Kubernetes CronJob with a sidecar container

Question

I am having some issues with a Kubernetes CronJob running two containers inside of a GKE cluster.

One of the two containers is actually executing the job that must be done by the CronJob.

This works perfectly fine. It is started when it is supposed to be started, does the job and then terminates. All fine up until this point.

What seems to be causing some issues is the second container, which is a sidecar container used to access a database instance. This won't terminate and seems to be leading to the problem that the CronJob itself won't terminate. Which is an issue, since I see an accumulation of running Job instances over time.

Is there a way to configure a Kubernetes batch CronJob to be terminating when one of the container is successfully exe

apiVersion: batch/v1
kind: CronJob
metadata:
  name: chron-job-with-a-sidecar
  namespace: my-namespace
spec:
#            ┌───────────── minute (0 - 59)
#            │ ┌───────────── hour (0 - 23)
#            │ │  ┌───────────── day of the month (1 - 31)
#            │ │  │ ┌───────────── month (1 - 12)
#            │ │  │ │ ┌───────────── day of the week (0 - 6) (Sunday to Saturday;
#            │ │  │ │ │                                   7 is also Sunday on some systems)
#            │ │  │ │ │                                   OR sun, mon, tue, wed, thu, fri, sat
#            │ │  │ │ │
  schedule: "0 8 * * *" # -> Every day At 8AM
  jobTemplate:
    metadata:
      labels:
        app: my-label
    spec:
      template:
          containers:
          # --- JOB CONTAINER -----------------------------------------------
          - image: my-job-image:latest
            imagePullPolicy: Always
            name: my-job
            command:
            - /bin/sh
            - -c
            - /some-script.sh; exit 0;
          # --- SIDECAR CONTAINER ----------------------------------------------
          - command:
            - "/cloud_sql_proxy"
            - "-instances=my-instance:antarctica-south-3:user=tcp:1234"
            # ... some other settings ...
            image: gcr.io/cloudsql-docker/gce-proxy:1.30.0
            imagePullPolicy: Always
            name: cloudsql-proxy
            # ... some other values ...

Answer 1

No, strictly speaking there is no way to make Kubernetes stop a sidecar container automatically once a "main" container is done.

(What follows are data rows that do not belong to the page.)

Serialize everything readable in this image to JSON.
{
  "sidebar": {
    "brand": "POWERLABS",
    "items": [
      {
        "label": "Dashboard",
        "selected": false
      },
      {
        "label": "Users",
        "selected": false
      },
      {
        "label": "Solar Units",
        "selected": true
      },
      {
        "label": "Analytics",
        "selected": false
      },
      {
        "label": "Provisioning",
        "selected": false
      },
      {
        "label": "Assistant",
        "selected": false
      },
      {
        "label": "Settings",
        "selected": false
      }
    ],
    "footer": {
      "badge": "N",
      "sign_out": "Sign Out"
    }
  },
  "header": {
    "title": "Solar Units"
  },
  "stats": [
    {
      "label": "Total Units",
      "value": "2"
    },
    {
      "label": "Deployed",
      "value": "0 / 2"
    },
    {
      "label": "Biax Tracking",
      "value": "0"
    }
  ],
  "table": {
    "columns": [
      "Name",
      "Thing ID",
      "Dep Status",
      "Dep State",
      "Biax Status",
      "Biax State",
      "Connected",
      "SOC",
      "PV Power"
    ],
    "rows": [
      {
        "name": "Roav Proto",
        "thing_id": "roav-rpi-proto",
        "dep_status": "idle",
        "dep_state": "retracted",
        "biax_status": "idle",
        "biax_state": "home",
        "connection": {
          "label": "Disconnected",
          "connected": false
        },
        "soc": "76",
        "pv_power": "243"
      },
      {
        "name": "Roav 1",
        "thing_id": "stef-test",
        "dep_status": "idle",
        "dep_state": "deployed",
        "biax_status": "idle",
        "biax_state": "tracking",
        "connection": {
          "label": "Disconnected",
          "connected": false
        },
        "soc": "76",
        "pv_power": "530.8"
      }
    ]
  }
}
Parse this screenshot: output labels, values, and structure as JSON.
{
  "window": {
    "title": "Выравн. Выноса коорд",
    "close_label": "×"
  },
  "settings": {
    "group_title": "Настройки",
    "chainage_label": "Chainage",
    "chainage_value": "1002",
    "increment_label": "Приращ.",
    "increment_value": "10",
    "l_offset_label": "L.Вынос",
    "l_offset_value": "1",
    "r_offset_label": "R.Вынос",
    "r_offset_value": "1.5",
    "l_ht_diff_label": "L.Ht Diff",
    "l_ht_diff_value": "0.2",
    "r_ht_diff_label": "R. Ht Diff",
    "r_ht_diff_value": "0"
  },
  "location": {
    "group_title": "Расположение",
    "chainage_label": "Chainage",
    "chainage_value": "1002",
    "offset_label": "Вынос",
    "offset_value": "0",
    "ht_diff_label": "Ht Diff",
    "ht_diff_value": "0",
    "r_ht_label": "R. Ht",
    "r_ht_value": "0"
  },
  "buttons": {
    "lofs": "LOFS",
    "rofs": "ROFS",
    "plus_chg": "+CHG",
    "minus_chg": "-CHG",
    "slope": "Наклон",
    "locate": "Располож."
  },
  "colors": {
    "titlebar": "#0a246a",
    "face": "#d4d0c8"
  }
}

The closest "kubernetes-native" solution I can think of is setting CronJob concurrencyPolicy to Replace (see CronJobSpec). It won't stop the sidecar once done, but at least each new job will be overriding the previous one, so the jobs won't be accumulating. Unfortunately, with this solution, you are gonna lose job history.

If this solution does not fit your needs, you will need to implement some form of communication between containers, but nothing like that is built in into Kubernetes itself. There are some external tools though, that can help, e.g. kubexit.

Answer 2

This is the way:

apiVersion: batch/v1
kind: CronJob
metadata:
  name: sidecar-example
spec:
  schedule: '0 0 * * 5'
  jobTemplate:
    spec:
      template:
        spec:
          restartPolicy: Never
          shareProcessNamespace: true
          containers:
            - name: myjob
              image: myjob:latest
              command: ['/bin/sh', '-c']
              args:
                - |
                  do-cron-job.sh; \
                  killall -SIGTERM sidecar-process
                  
            - name: sideacr
              image: mysidecar:latest

Use shareProcessNamespace: true and kill the main process of the sidecar container on exit.

And let's way for the https://kubernetes.io/docs/tasks/job/pod-failure-policy/ feature to become stable. It will help with the non 0 exit codes of the sidecar container.

Answer 3

KEP-753 will add support for terminating jobs/pods that have sidecar containers.

This feature is not released yet. See this issue to track the process.